Jutta Urpilainen, European Commissioner for International Partnerships, took a brutal beating in the Finnish presidential elections first round.
The Social Democratic Party member, a former Finnish deputy prime minister and finance minister, received just 4.4 per cent of the votes on January 28.
Another former prime minister, Alexander Stubb of the centre-right National Coalition party, and Liberal Green MP Pekka Haavisto, also a former foreign minister, will now go to the second round to determine Finland’s next president.
Stubb and Haavisto were the favourites. Stubb received 27.2 per cent of the vote to Haavisto’s 25.8 per cent.
As no one garnered more than half of the votes, the pair will compete in a run-off on February 11. Stubb has the best prospects of victory, according to observers.
International affairs and diplomacy were high on the agenda in Finland, which joined NATO in May 2022 and is adjusting its stance in the world after Russia invaded Ukraine.
The Nordic nation now is a front-line country, sharing a 1,340-kilometre border with Russia.
In addition to being in charge of military operations and having considerable influence over foreign policy, the Finnish president is meant to serve as a symbol of “social cohesion”.
That may have undermined Urpilainen’s chances, as she has only been campaigning while on EC unpaid electoral leave since December.
It was worth the effort. 😊 Happy to resume my role as a Commissioner, the work continues. See you in Brussels! 🇪🇺 https://t.co/TEjXMM50DP
— Jutta Urpilainen (@JuttaUrpilainen) January 29, 2024
She entered the election under the slogan “So that no one is left behind” – but the EC bigwig has been, at least in her home country.
Urpilainen’s emphasis on classic Social Democratic ideals and her vision of a “stronger, more united Europe”, with an emphasis on the importance of “values” in her approach to foreign policy, evidently did not convince Finns.
The new Finnish president will replace the centre-right Sauli Niinistö, who had been head of state for the past 12 years.
Other candidates in the race who came in ahead of Urpilainen included Jussi Halla-aho of the conservative nationalist Finns party. With 19 per cent, he nailed his group’s best presidential election result in history.

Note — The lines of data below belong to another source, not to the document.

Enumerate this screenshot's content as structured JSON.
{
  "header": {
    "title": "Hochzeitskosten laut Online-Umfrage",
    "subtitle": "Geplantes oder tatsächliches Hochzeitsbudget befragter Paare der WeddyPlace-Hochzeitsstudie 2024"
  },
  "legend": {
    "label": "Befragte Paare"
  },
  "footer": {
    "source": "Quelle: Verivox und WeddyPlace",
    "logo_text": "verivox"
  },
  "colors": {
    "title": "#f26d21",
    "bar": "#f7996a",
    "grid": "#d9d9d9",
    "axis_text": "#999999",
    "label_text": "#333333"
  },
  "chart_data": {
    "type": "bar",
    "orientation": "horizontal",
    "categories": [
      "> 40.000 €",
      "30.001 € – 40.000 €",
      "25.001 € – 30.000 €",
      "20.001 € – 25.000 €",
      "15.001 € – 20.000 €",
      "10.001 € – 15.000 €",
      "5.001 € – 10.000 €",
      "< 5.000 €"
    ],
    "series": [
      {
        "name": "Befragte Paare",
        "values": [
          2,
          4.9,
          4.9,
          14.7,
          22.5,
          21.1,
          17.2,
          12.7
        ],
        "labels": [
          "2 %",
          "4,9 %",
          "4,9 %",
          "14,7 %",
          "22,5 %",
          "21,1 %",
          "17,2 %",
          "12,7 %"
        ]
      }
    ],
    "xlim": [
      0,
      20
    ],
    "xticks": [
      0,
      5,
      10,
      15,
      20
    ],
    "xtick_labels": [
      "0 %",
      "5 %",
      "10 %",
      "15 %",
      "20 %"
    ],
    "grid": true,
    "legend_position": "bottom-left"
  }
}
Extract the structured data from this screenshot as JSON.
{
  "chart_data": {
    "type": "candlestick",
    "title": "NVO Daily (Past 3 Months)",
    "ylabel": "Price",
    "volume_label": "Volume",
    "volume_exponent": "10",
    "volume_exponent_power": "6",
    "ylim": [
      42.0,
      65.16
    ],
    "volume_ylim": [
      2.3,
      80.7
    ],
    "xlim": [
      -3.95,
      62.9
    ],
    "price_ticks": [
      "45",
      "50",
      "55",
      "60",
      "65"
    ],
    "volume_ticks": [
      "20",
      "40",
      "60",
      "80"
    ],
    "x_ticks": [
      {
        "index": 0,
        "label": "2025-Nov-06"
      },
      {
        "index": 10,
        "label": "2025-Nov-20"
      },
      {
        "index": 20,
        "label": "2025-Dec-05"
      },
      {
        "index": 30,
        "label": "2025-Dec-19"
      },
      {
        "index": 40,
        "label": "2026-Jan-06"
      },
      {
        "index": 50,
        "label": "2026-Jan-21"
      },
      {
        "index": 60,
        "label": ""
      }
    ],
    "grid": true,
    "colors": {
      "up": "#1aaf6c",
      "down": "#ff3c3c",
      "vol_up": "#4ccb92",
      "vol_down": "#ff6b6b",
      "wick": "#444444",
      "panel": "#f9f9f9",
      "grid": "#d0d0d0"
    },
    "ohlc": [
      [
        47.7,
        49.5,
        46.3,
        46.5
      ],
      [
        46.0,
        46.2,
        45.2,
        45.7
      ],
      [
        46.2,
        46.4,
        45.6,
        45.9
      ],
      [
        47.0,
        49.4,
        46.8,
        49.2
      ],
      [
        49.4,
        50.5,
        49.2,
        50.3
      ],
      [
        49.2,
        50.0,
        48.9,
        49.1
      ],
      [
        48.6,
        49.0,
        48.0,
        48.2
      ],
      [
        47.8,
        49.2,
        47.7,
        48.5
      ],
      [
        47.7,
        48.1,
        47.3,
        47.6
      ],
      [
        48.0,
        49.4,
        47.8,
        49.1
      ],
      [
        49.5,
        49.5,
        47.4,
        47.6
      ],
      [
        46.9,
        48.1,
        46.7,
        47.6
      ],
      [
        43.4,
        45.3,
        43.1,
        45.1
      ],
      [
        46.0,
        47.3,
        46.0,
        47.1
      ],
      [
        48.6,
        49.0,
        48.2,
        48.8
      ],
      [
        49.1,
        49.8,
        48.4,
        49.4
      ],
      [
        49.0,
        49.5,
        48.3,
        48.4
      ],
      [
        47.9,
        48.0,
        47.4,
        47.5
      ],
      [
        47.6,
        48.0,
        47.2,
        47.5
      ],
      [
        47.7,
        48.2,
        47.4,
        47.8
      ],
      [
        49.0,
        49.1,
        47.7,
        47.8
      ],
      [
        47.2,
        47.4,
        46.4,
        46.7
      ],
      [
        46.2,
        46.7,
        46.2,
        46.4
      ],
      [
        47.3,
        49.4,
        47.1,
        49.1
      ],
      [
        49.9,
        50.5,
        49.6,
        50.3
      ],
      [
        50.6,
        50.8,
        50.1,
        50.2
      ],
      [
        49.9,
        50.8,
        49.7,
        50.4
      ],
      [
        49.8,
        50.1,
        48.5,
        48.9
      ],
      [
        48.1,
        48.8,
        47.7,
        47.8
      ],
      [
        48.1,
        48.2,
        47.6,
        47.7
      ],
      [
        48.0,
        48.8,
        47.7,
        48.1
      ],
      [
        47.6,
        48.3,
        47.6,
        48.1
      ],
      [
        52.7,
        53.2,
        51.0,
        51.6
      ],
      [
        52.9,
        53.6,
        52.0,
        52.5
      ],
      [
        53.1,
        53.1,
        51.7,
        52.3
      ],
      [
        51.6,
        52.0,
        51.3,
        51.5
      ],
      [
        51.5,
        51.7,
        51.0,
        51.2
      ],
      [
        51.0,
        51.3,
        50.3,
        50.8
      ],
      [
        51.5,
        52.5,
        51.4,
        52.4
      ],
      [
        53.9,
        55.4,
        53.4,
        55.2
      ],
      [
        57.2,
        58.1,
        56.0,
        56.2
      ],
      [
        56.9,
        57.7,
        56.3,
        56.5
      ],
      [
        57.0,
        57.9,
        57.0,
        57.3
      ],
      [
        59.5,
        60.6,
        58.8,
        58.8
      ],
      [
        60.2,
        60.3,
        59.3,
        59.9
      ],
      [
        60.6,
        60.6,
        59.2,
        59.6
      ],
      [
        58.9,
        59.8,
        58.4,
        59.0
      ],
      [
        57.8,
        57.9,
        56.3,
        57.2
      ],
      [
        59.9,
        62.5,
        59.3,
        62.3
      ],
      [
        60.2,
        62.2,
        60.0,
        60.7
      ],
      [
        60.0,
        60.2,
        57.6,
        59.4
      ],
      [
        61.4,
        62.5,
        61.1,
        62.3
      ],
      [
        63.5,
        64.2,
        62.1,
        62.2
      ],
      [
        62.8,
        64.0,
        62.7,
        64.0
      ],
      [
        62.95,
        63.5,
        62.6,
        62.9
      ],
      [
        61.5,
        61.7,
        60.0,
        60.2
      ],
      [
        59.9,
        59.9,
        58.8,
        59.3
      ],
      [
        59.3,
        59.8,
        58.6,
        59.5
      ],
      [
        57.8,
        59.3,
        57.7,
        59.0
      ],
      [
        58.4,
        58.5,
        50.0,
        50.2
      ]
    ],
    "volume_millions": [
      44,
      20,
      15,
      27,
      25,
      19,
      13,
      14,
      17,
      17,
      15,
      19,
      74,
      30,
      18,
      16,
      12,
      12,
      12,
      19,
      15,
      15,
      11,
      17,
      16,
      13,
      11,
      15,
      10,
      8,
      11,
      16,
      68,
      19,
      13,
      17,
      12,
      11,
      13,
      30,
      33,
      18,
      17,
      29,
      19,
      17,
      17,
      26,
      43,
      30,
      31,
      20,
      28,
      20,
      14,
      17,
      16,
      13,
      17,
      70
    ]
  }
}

Olli Rehn, a former Commissioner and now Governor of the Bank of Finland, ran as an independent and came in fourth with 15.32 per cent of the vote.
Left Alliance candidate Li Andersson received 4.9 per cent, just ahead of Urpilainen in sixth spot.
Voter turnout was around 75 per cent, according to official monitors.
Some observers said that the limitations placed on Urpilainen by being a Commissioner, which only allowed for a two-month leave of absence without pay, hindered her campaign.
It effectively meant her opponents were targeting the electorate directly well before her.
Urpilainen is one of several Commissioners trying their luck outside the bloc lately.
Former so-called “Green Pope” Frans Timmermans left for his home country in the Dutch national elections. Bulgarian Marija Gabriel left her job as a Commissioner to take up the role of foreign minister at home, with the prospect of running for prime minister.
Margrethe Vestager, Executive Vice President of the European Commission for A Europe Fit for the Digital Age, also took off and tried to become the head of the European Investment Bank. After having her wings clipped, she returned to the EC.
The Belgian Didier Reynders, the Commissioner for Justice, had indicated he may be up for a change but, given President of the European Council Charles Michel’s apparent dithering until a couple of days ago, he might have decided to stay put after all.